To transmit this array over TCP/IP or write it to a file, this fragmented structure must be packed into a single, contiguous byte stream. This packing process is called flattening. Flattening a string array consolidates the length information and string characters into a linear, contiguous byte array.

The Flatten to String function (under Programming -> Numeric -> Data Operations) serializes any LabVIEW data type into a binary string. The output is a raw binary stream, which is not meant to be read as plain text, but serves as a standardized format for data storage and network transmission.

To reconstruct the original data structure, wire the binary string to the Unflatten from String function along with a type specifier.

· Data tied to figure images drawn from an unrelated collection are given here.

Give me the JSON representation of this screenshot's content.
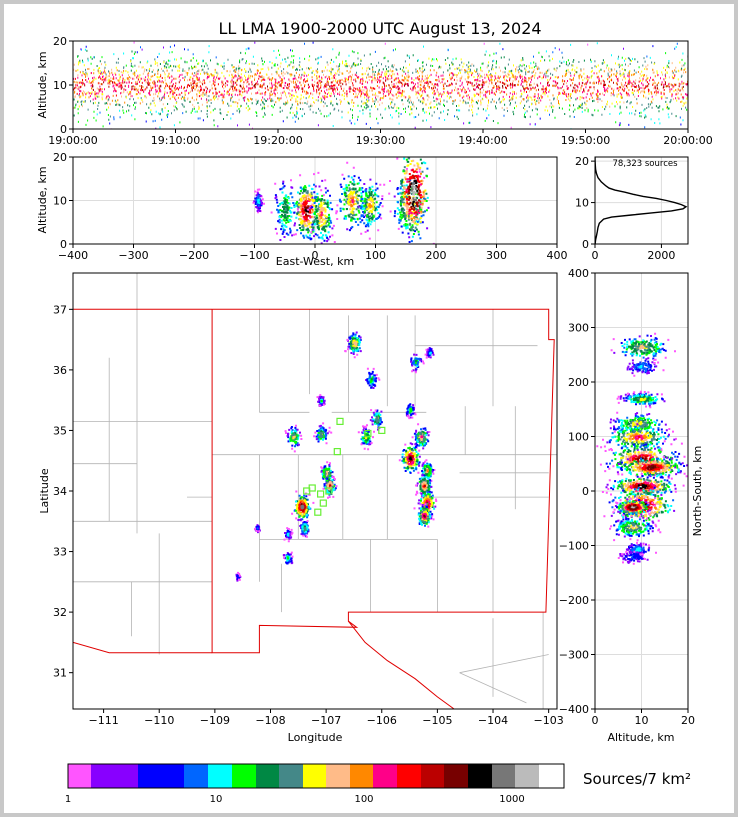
{
  "chart_data": {
    "type": "heatmap",
    "title": "LL LMA 1900-2000 UTC August 13, 2024",
    "colorbar_label": "Sources/7 km²",
    "source_count_label": "78,323 sources",
    "colors": [
      "#ff55ff",
      "#8800ff",
      "#0000ff",
      "#0066ff",
      "#00ffff",
      "#00ff00",
      "#008844",
      "#448888",
      "#ffff00",
      "#ffbb88",
      "#ff8800",
      "#ff0088",
      "#ff0000",
      "#bb0000",
      "#770000",
      "#000000",
      "#777777",
      "#bbbbbb",
      "#ffffff"
    ],
    "colorbar_ticks": [
      {
        "v": 1,
        "label": "1"
      },
      {
        "v": 10,
        "label": "10"
      },
      {
        "v": 100,
        "label": "100"
      },
      {
        "v": 1000,
        "label": "1000"
      }
    ],
    "colorbar_range": [
      1,
      2000
    ],
    "time_height": {
      "ylabel": "Altitude, km",
      "xlim": [
        0,
        60
      ],
      "ylim": [
        0,
        20
      ],
      "xticks": [
        {
          "v": 0,
          "label": "19:00:00"
        },
        {
          "v": 10,
          "label": "19:10:00"
        },
        {
          "v": 20,
          "label": "19:20:00"
        },
        {
          "v": 30,
          "label": "19:30:00"
        },
        {
          "v": 40,
          "label": "19:40:00"
        },
        {
          "v": 50,
          "label": "19:50:00"
        },
        {
          "v": 60,
          "label": "20:00:00"
        }
      ],
      "yticks": [
        0,
        10,
        20
      ]
    },
    "ew_height": {
      "ylabel": "Altitude, km",
      "xlabel": "East-West, km",
      "xlim": [
        -400,
        400
      ],
      "ylim": [
        0,
        20
      ],
      "xticks": [
        -400,
        -300,
        -200,
        -100,
        0,
        100,
        200,
        300,
        400
      ],
      "yticks": [
        0,
        10,
        20
      ],
      "clusters": [
        {
          "x": -95,
          "z": 10,
          "sx": 3,
          "sz": 1,
          "peak": 0.2
        },
        {
          "x": -50,
          "z": 8,
          "sx": 8,
          "sz": 3,
          "peak": 0.4
        },
        {
          "x": -15,
          "z": 8,
          "sx": 10,
          "sz": 3,
          "peak": 0.85
        },
        {
          "x": 10,
          "z": 7,
          "sx": 8,
          "sz": 3,
          "peak": 0.6
        },
        {
          "x": 60,
          "z": 10,
          "sx": 10,
          "sz": 3,
          "peak": 0.6
        },
        {
          "x": 90,
          "z": 9,
          "sx": 8,
          "sz": 2.5,
          "peak": 0.55
        },
        {
          "x": 155,
          "z": 9,
          "sx": 12,
          "sz": 3,
          "peak": 0.6
        },
        {
          "x": 162,
          "z": 12,
          "sx": 12,
          "sz": 5,
          "peak": 1.0
        }
      ]
    },
    "altitude_histogram": {
      "xlim": [
        0,
        2800
      ],
      "ylim": [
        0,
        21
      ],
      "xticks": [
        0,
        2000
      ],
      "yticks": [
        0,
        10,
        20
      ],
      "profile": [
        [
          0,
          2
        ],
        [
          1,
          18
        ],
        [
          2,
          45
        ],
        [
          3,
          70
        ],
        [
          4,
          90
        ],
        [
          5,
          130
        ],
        [
          6,
          260
        ],
        [
          6.5,
          500
        ],
        [
          7,
          1100
        ],
        [
          7.5,
          1700
        ],
        [
          8,
          2300
        ],
        [
          8.5,
          2650
        ],
        [
          9,
          2740
        ],
        [
          9.5,
          2600
        ],
        [
          10,
          2400
        ],
        [
          10.5,
          2150
        ],
        [
          11,
          1850
        ],
        [
          11.5,
          1450
        ],
        [
          12,
          1150
        ],
        [
          12.5,
          900
        ],
        [
          13,
          600
        ],
        [
          13.5,
          420
        ],
        [
          14,
          330
        ],
        [
          15,
          190
        ],
        [
          16,
          90
        ],
        [
          17,
          45
        ],
        [
          18,
          18
        ],
        [
          19,
          8
        ],
        [
          20,
          3
        ],
        [
          21,
          1
        ]
      ]
    },
    "plan_view": {
      "xlabel": "Longitude",
      "ylabel": "Latitude",
      "xlim": [
        -111.55,
        -102.85
      ],
      "ylim": [
        30.4,
        37.6
      ],
      "xticks": [
        -111,
        -110,
        -109,
        -108,
        -107,
        -106,
        -105,
        -104,
        -103
      ],
      "yticks": [
        31,
        32,
        33,
        34,
        35,
        36,
        37
      ],
      "clusters": [
        {
          "lon": -106.5,
          "lat": 36.45,
          "s": 0.06,
          "peak": 0.55
        },
        {
          "lon": -106.2,
          "lat": 35.85,
          "s": 0.05,
          "peak": 0.3
        },
        {
          "lon": -105.4,
          "lat": 36.15,
          "s": 0.05,
          "peak": 0.3
        },
        {
          "lon": -105.15,
          "lat": 36.3,
          "s": 0.03,
          "peak": 0.2
        },
        {
          "lon": -107.1,
          "lat": 35.5,
          "s": 0.03,
          "peak": 0.25
        },
        {
          "lon": -107.6,
          "lat": 34.9,
          "s": 0.06,
          "peak": 0.45
        },
        {
          "lon": -107.1,
          "lat": 34.95,
          "s": 0.05,
          "peak": 0.45
        },
        {
          "lon": -106.1,
          "lat": 35.2,
          "s": 0.05,
          "peak": 0.45
        },
        {
          "lon": -106.3,
          "lat": 34.9,
          "s": 0.05,
          "peak": 0.45
        },
        {
          "lon": -105.5,
          "lat": 35.35,
          "s": 0.04,
          "peak": 0.3
        },
        {
          "lon": -105.3,
          "lat": 34.9,
          "s": 0.06,
          "peak": 0.6
        },
        {
          "lon": -105.5,
          "lat": 34.55,
          "s": 0.08,
          "peak": 0.85
        },
        {
          "lon": -105.2,
          "lat": 34.35,
          "s": 0.05,
          "peak": 0.55
        },
        {
          "lon": -105.25,
          "lat": 34.1,
          "s": 0.06,
          "peak": 0.7
        },
        {
          "lon": -105.2,
          "lat": 33.8,
          "s": 0.07,
          "peak": 0.9
        },
        {
          "lon": -105.25,
          "lat": 33.6,
          "s": 0.06,
          "peak": 0.75
        },
        {
          "lon": -107.0,
          "lat": 34.3,
          "s": 0.05,
          "peak": 0.6
        },
        {
          "lon": -106.95,
          "lat": 34.1,
          "s": 0.05,
          "peak": 0.7
        },
        {
          "lon": -107.45,
          "lat": 33.75,
          "s": 0.07,
          "peak": 0.95
        },
        {
          "lon": -107.4,
          "lat": 33.4,
          "s": 0.04,
          "peak": 0.4
        },
        {
          "lon": -107.7,
          "lat": 33.3,
          "s": 0.03,
          "peak": 0.2
        },
        {
          "lon": -107.7,
          "lat": 32.9,
          "s": 0.04,
          "peak": 0.25
        },
        {
          "lon": -108.25,
          "lat": 33.4,
          "s": 0.02,
          "peak": 0.12
        },
        {
          "lon": -108.6,
          "lat": 32.6,
          "s": 0.02,
          "peak": 0.1
        }
      ],
      "stations": [
        [
          -106.75,
          35.15
        ],
        [
          -106.25,
          34.95
        ],
        [
          -106.0,
          35.0
        ],
        [
          -106.8,
          34.65
        ],
        [
          -107.25,
          34.05
        ],
        [
          -107.1,
          33.95
        ],
        [
          -106.95,
          34.0
        ],
        [
          -107.05,
          33.8
        ],
        [
          -107.15,
          33.65
        ],
        [
          -107.35,
          34.0
        ]
      ]
    },
    "ns_height": {
      "ylabel": "North-South, km",
      "xlabel": "Altitude, km",
      "xlim": [
        0,
        20
      ],
      "ylim": [
        -400,
        400
      ],
      "xticks": [
        0,
        10,
        20
      ],
      "yticks": [
        -400,
        -300,
        -200,
        -100,
        0,
        100,
        200,
        300,
        400
      ],
      "clusters": [
        {
          "y": 265,
          "z": 10,
          "sy": 10,
          "sz": 2.5,
          "peak": 0.5
        },
        {
          "y": 230,
          "z": 10,
          "sy": 6,
          "sz": 1.5,
          "peak": 0.2
        },
        {
          "y": 170,
          "z": 10,
          "sy": 5,
          "sz": 2,
          "peak": 0.45
        },
        {
          "y": 125,
          "z": 9,
          "sy": 8,
          "sz": 2.5,
          "peak": 0.5
        },
        {
          "y": 100,
          "z": 9,
          "sy": 10,
          "sz": 3,
          "peak": 0.65
        },
        {
          "y": 60,
          "z": 10,
          "sy": 12,
          "sz": 3.5,
          "peak": 0.8
        },
        {
          "y": 45,
          "z": 12,
          "sy": 8,
          "sz": 3,
          "peak": 0.85
        },
        {
          "y": 10,
          "z": 10,
          "sy": 8,
          "sz": 3,
          "peak": 0.9
        },
        {
          "y": -25,
          "z": 10,
          "sy": 15,
          "sz": 3,
          "peak": 0.85
        },
        {
          "y": -28,
          "z": 8,
          "sy": 6,
          "sz": 1.5,
          "peak": 1.0
        },
        {
          "y": -65,
          "z": 8,
          "sy": 8,
          "sz": 2,
          "peak": 0.5
        },
        {
          "y": -105,
          "z": 9,
          "sy": 5,
          "sz": 1.2,
          "peak": 0.2
        },
        {
          "y": -120,
          "z": 8,
          "sy": 5,
          "sz": 1.2,
          "peak": 0.15
        }
      ]
    }
  }
}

Additionally, in the Programming -> Cluster, Class & Variant -> Variant function palette, there are similar functions for converting between variants and flattened strings. However, these functions are specifically designed for handling variant types and are not as commonly used in broader applications.

Flattening to XML

A drawback of binary flattening is that the resulting byte stream is not human-readable, making files difficult to debug or inspect. When human readability is important, serialize your data to XML (Extensible Markup Language) instead. XML uses structured text tags to describe the type and value of the data. For example:

<data label="input" type="DBL">34.2</data>

This tags the value 34.2 as a double-precision float (DBL) labeled input.

The Flatten to XML function (under Programming -> File I/O -> XML) serializes any LabVIEW data type into XML text. Use Unflatten from XML to deserialize it back. Here is a program that flattens a numeric value:

The resulting XML string:

LabVIEW generates readable tags: the <DBL> element denotes a double-precision number, <Name> specifies the control name, and <Val> stores the value 12.3.

Due to its readability and structured format, XML is widely used for configuration files and network messages.

The main disadvantage of XML is its verbosity. The text tags inflate file sizes and increase the CPU time required for parsing. For high-performance or high-volume storage, binary flattening is preferred.

Flattening to JSON

While XML is powerful, it carries a lot of overhead. In 2002, JSON (JavaScript Object Notation) emerged as a simpler, more lightweight alternative. Today, JSON has widely surpassed XML in web services and config files due to its minimal footprint.

JSON's format is straightforward:

  • Numbers are written as plain text.
  • Strings are enclosed in double quotes.
  • Arrays are enclosed in square brackets [].
  • Clusters (analogous to JSON objects) are enclosed in curly braces {} with key-value pairs.

Here is how you serialize a cluster to JSON in LabVIEW using Flatten To JSON:

images_2/z041.png

The output is a clean JSON string:

images_2/z042.png

Due to its compact size and readability, JSON is usually preferred over XML for text serialization. However, native LabVIEW support for JSON has some limitations, and certain complex or custom data types (like paths or complex numbers) may not serialize cleanly without custom handling. In those cases, XML or custom flattening remains useful.

Practice Exercises

  • Sort Student Names: Create two one-dimensional string array constants containing lists of names. Write a VI that merges these two arrays into a single array and sorts the final list alphabetically.